De La Hoya, former professional boxer known as the “Golden Boy” and 10-time world champion, will read to the students from his children’s book “Super Oscar.” Through his firm Golden Boy Productions, De La Hoya started a charitable foundation to help underprivileged youth find a path in education.

“Reading is a fundamental skill that needs to begin at an early age, but unfortunately, not all children have access to books in their community. I am honored and excited to be a part of an initiative that educates and inspires the kids of Detroit to get excited about reading books every day,” said De La Hoya.
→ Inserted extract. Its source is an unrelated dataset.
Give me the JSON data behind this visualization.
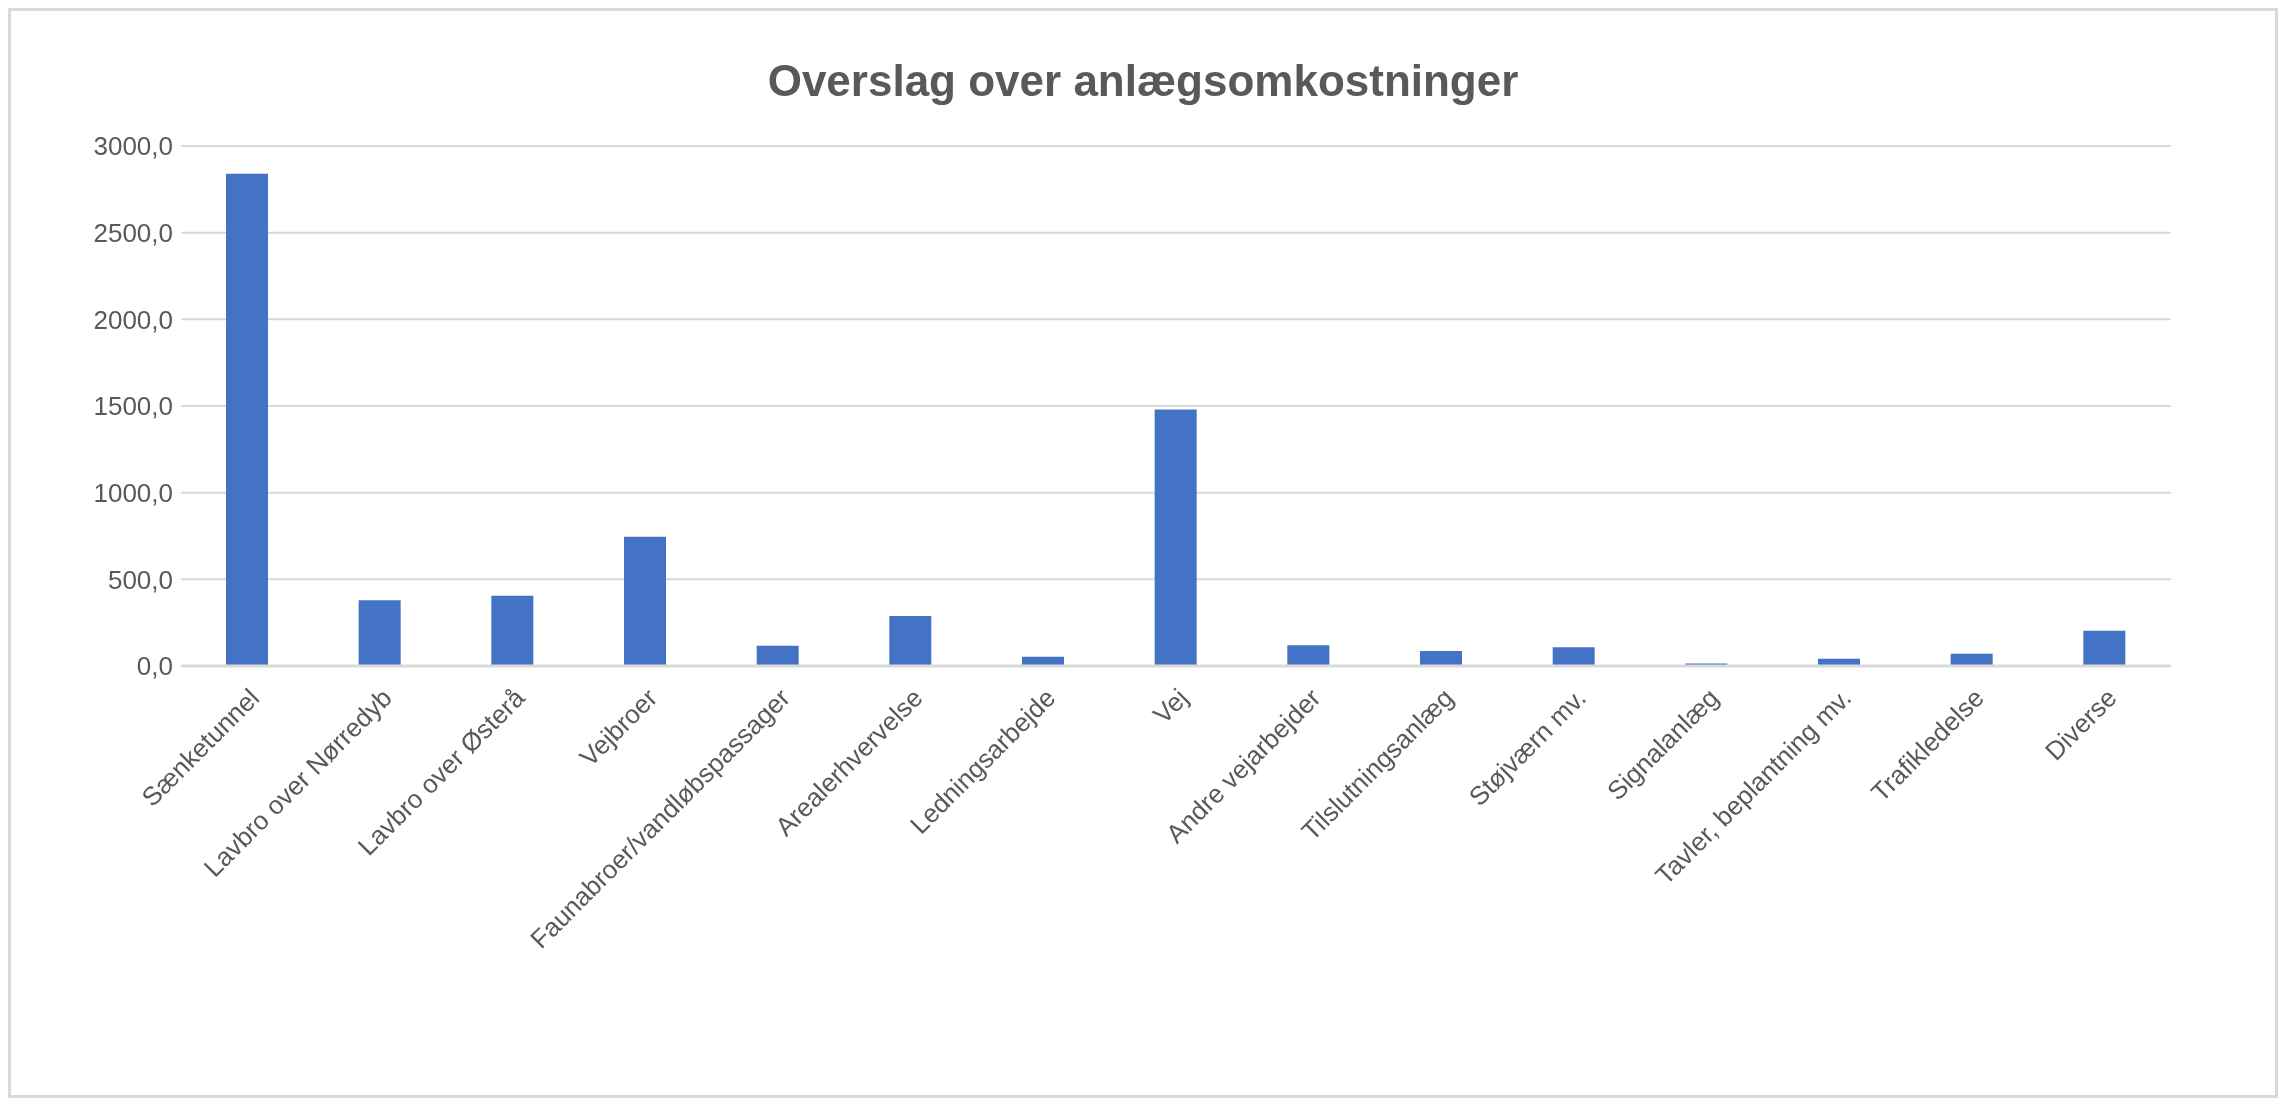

Ford Driving Dreams is part of Ford’s overall education efforts in Detroit with a focus on keeping students in school and promoting reading at an early age. According to a 2015 report from The Nation’s Report Card, only seven percent of Detroit eighth graders were proficient in reading.

Nationally, research shows that in some low-income communities, there is only one book per 300 children. First Book is a nonprofit group that provides new books and educational resources to kids. Ford Driving Dreams was designed by Ford Motor Company Fund to help youth stay in school and pursue higher education.

Launched in 2012, the program has reached more than 75,000 students in California, Illinois, Indiana, Florida, Texas, and Panama. Ford and its philanthropic arm, have invested $161 million over 10 years in southeast Michigan. In the past year, Ford has invested $20 million in local education, arts, cultural, diversity, hunger relief, and social organizations.